指定jvm中Perm Generation的最小值，如：-XX:PermSize=32m。这个参数需要看你的实际情况，可以通过jmap命令看看到底需要多少。

e: -XX:MaxPermSize=

指定Perm Generation的最大值，如：-XX:MaxPermSize=64m

f: -Xss

指定线程桟大小，如：-Xss128k，一般来说，webx框架下的应用需要256K。如果你的程序有大规模的递归行为，请考虑设置到512K/1M。这个需要全面的测试才能知道。不过，256K已经很大了。这个参数对性能的影响比较大的。

g: -XX:NewRatio=

指定jvm中Old Generation heap size与New Generation的比例，在使用CMS GC的情况下此参数失效，如：-XX:NewRatio=2

h: -XX:SurvivorRatio=

指定New Generation中Eden Space与一个Survivor Space的heap size比例，-XX:SurvivorRatio=8，那么在总共New Generation为10m的情况下，Eden Space为8m

i: -XX:MinHeapFreeRatio=

指定jvm heap在使用率小于n的情况下，heap进行收缩，Xmx==Xms的情况下无效，如：-XX:MinHeapFreeRatio=30

j: -XX:MaxHeapFreeRatio=

指定jvm heap在使用率大于n的情况下，heap 进行扩张，Xmx==Xms的情况下无效，如：-XX:MaxHeapFreeRatio=70

k: -XX:LargePageSizeInBytes=

指定Java heap的分页页面大小，如：-XX:LargePageSizeInBytes=128m

2: garbage collector

a: -XX:+UseParallelGC

指定在New Generation使用parallel collector，并行收集，暂停，app threads，同时启动多个垃圾回收thread，不能和CMS gc一起使用。系统吨吐量优先，但是会有较长长时间的app pause，后台系统任务可以使用此 gc

b: -XX:ParallelGCThreads=

指定parallel collection时启动的thread个数，默认是物理processor的个数

c: -XX:+UseParallelOldGC

指定在Old Generation使用parallel collector

d: -XX:+UseParNewGC

指定在New Generation使用parallel collector，是UseParallelGC的gc的升级版本，有更好的性能或者优点，可以和CMS gc一起使用

e: -XX:+CMSParallelRemarkEnabled

在使用UseParNewGC的情况下，尽量减少mark的时间

f: -XX:+UseConcMarkSweepGC

指定在Old Generation使用concurrent cmark sweep gc、gc thread和app thread并行（在init-mark和remark时pause app thread）。app pause时间较短，适合交互性强的系统，如web server

g: -XX:+UseCMSCompactAtFullCollection

在使用concurrent gc的情况下，防止memory fragmention，对live object进行整理，使memory 碎片减少

h: -XX:CMSInitiatingOccupancyFraction=

指示在old generation 在使用了n%的比例后，启动concurrent collector，默认值是68，如：-XX:CMSInitiatingOccupancyFraction=70

有个bug，在低版本（1.5.09 and early）的jvm上出现，

http://bugs.sun.com/bugdatabase/view_bug.do?bug_id=6486089

i: -XX:+UseCMSInitiatingOccupancyOnly

指示只有在old generation在使用了初始化的比例后concurrent collector启动收集

3:others

a: -XX:MaxTenuringThreshold=

指定一个object在经历了n次young gc后转移到old generation区，在linux64的java6下默认值是15，此参数对于throughput collector无效，如：-XX:MaxTenuringThreshold=31

b: -XX:+DisableExplicitGC

禁止java程序中的full gc，如System.gc()的调用。最好加上么，防止程序在代码里误用了。对性能造成冲击。

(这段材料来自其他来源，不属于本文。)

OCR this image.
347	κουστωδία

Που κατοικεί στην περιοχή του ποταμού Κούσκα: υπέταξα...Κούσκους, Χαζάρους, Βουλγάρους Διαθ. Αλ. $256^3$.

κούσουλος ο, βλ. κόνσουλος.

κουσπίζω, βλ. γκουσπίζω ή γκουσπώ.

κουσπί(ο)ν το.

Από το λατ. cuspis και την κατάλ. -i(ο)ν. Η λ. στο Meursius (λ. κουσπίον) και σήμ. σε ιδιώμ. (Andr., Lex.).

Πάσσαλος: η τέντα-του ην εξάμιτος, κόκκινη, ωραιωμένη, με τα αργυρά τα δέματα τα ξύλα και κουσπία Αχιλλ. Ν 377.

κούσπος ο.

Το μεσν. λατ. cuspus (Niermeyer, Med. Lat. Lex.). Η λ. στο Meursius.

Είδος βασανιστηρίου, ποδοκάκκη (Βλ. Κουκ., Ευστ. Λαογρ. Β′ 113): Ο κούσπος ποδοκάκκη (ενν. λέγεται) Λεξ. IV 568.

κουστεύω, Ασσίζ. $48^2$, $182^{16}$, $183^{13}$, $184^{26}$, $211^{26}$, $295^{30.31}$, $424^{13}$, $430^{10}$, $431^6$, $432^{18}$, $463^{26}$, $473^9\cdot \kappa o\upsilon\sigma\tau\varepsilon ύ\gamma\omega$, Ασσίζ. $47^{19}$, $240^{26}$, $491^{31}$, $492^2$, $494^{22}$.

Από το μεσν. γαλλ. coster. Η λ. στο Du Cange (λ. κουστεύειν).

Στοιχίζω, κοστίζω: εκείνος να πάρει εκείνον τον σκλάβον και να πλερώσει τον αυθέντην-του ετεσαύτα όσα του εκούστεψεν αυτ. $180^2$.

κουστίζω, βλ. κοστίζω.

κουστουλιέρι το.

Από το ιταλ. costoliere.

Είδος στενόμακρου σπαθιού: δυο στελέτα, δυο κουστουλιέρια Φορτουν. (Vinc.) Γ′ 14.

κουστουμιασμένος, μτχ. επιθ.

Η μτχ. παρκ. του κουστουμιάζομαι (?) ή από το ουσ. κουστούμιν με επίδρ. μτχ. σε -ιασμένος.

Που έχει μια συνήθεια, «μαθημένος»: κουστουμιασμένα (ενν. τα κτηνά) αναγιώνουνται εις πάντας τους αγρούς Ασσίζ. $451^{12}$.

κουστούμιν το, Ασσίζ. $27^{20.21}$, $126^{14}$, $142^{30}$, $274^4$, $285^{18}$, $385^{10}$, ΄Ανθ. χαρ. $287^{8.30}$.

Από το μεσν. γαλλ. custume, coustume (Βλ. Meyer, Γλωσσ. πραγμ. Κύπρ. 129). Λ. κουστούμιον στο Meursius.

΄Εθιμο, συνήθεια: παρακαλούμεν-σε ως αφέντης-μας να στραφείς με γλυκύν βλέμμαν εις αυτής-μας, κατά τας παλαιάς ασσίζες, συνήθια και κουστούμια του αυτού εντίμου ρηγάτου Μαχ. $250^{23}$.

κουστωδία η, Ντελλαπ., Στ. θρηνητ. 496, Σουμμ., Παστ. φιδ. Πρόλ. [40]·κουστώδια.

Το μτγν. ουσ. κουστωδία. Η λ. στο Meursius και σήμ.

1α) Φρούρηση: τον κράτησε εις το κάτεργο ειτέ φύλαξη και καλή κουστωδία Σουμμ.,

c: -XX:+UseFastAccessorMethods

get、set方法转成本地代码

d: -XX:+PrintGCDetails

打应垃圾收集的情况如：

[GC 15610.466: [ParNew: 229689K->20221K(235968K), 0.0194460 secs] 1159829K->953935K(2070976K), 0.0196420 secs]

e: -XX:+PrintGCTimeStamps

打应垃圾收集的时间情况，如：

[Times: user=0.09 sys=0.00, real=0.02 secs]

f: -XX:+PrintGCApplicationStoppedTime

打应垃圾收集时，系统的停顿时间，如：

Total time for which application threads were stopped: 0.0225920 seconds

4: a web server product sample and process

JAVA_OPTS=" -server -Xmx2g -Xms2g -Xmn256m -XX:PermSize=128m -Xss256k -XX:+DisableExplicitGC -XX:+UseConcMarkSweepGC -XX:+UseParNewGC -XX:+CMSParallelRemarkEnabled -XX:+UseCMSCompactAtFullCollection -XX:LargePageSizeInBytes=128m -XX:+UseFastAccessorMethods -XX:+UseCMSInitiatingOccupancyOnly -XX:CMSInitiatingOccupancyFraction=70 "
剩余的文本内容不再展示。